El Gobierno de México dio un paso decisivo hacia la consolidación del Modelo de Compras Públicas Sostenibles de Café, al realizar la reunión “Compras Públicas Sostenibles de Café a Organismos del Sector Social (OSS)”, organizada por la Secretaría Anticorrupción y Buen Gobierno en coordinación con la Secretaría de Agricultura y Desarrollo Rural (SADER). Durante el encuentro se presentaron los resultados de la primera compra realizada en 2025 y se expuso la ruta de implementación para 2026.
El secretario de Agricultura y Desarrollo Rural, Julio Berdegué Sacristán, subrayó que este esfuerzo interinstitucional responde a la instrucción de la Presidenta de México de fortalecer los vínculos entre el Estado y los productores sociales. Recalcó que el café mexicano encarna una identidad profundamente social y ambiental: “Tenemos el orden de 500 mil productores; el 95 por ciento de ellos son campesinos y campesinas, muy pequeños productores. El 75 por ciento pertenecen a un pueblo originario. ¡Qué importante es que estemos hablando de un producto de campesinos, campesinas y pueblos indígenas!”.
Berdegué recordó que México es uno de los países con mayor biodiversidad del mundo —alberga cerca del 70 por ciento de ella— y que los cafetales campesinos e indígenas forman parte de esa riqueza natural. “Eso es el café mexicano: sociedad, campesinado, pueblos indígenas organizados y naturaleza”, afirmó.

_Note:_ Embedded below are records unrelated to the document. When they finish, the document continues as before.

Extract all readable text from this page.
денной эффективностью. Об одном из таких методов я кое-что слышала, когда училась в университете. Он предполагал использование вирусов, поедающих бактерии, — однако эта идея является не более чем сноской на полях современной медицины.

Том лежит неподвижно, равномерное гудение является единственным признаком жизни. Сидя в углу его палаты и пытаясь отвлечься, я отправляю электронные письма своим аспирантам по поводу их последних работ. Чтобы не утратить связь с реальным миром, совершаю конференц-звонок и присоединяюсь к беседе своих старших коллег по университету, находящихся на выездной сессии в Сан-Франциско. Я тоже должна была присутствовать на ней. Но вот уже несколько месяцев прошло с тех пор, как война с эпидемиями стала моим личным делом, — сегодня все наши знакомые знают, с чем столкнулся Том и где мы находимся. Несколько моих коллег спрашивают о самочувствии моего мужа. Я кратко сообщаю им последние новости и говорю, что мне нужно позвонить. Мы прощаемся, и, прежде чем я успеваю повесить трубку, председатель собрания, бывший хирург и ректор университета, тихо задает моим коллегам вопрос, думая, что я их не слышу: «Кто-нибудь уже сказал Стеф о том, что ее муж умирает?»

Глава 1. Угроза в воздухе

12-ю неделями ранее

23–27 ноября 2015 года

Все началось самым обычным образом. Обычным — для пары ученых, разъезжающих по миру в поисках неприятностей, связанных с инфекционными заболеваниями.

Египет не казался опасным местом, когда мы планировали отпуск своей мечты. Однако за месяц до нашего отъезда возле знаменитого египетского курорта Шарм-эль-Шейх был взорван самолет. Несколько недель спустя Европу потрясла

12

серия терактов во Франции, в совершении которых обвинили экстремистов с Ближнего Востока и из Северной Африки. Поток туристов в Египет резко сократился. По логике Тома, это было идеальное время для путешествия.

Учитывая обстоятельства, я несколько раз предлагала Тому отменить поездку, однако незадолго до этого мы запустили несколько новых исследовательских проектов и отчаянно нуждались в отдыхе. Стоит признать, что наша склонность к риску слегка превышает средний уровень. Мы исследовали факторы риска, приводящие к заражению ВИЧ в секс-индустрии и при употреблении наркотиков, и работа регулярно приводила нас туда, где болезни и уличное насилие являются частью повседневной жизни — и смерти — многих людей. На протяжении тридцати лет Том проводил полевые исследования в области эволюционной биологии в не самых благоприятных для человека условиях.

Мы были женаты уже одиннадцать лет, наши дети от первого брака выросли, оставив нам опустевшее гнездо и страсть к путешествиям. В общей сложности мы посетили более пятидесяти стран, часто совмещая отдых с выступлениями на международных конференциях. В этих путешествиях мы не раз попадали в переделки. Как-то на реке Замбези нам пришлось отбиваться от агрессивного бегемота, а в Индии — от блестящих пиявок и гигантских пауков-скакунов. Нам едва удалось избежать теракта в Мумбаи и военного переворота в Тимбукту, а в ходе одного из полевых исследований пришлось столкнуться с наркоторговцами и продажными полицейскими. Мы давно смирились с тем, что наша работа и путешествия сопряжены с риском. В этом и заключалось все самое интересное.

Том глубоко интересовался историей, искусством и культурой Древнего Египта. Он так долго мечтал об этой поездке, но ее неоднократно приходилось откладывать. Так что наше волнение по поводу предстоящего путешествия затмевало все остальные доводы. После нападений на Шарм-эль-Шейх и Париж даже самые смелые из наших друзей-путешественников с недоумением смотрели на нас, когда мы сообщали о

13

Añadió que actualmente existen miles de cafetaleros listos para vender de manera directa al Estado, pero para lograrlo es necesario ir más allá de los apoyos convencionales y construir un modelo sostenible que asegure justicia y desarrollo para las comunidades productoras.
En su intervención, el subsecretario de Buen Gobierno, Alejandro Encinas Nájera, destacó que el volumen total de compras públicas del país asciende a 700 mil millones de pesos, razón por la cual se busca transformarlas en una auténtica palanca de desarrollo, inclusión y justicia social. Explicó que el café fue el punto de partida porque existe una deuda histórica con el sector y porque su organización comunitaria lo convierte en un caso ejemplar para construir un nuevo modelo de abastecimiento público con impacto real en el territorio.
Con esta estrategia, el Gobierno de México avanza hacia la consolidación de un esquema de compras públicas que reconoce la labor de los pequeños productores, impulsa la economía social y protege la riqueza ambiental del país.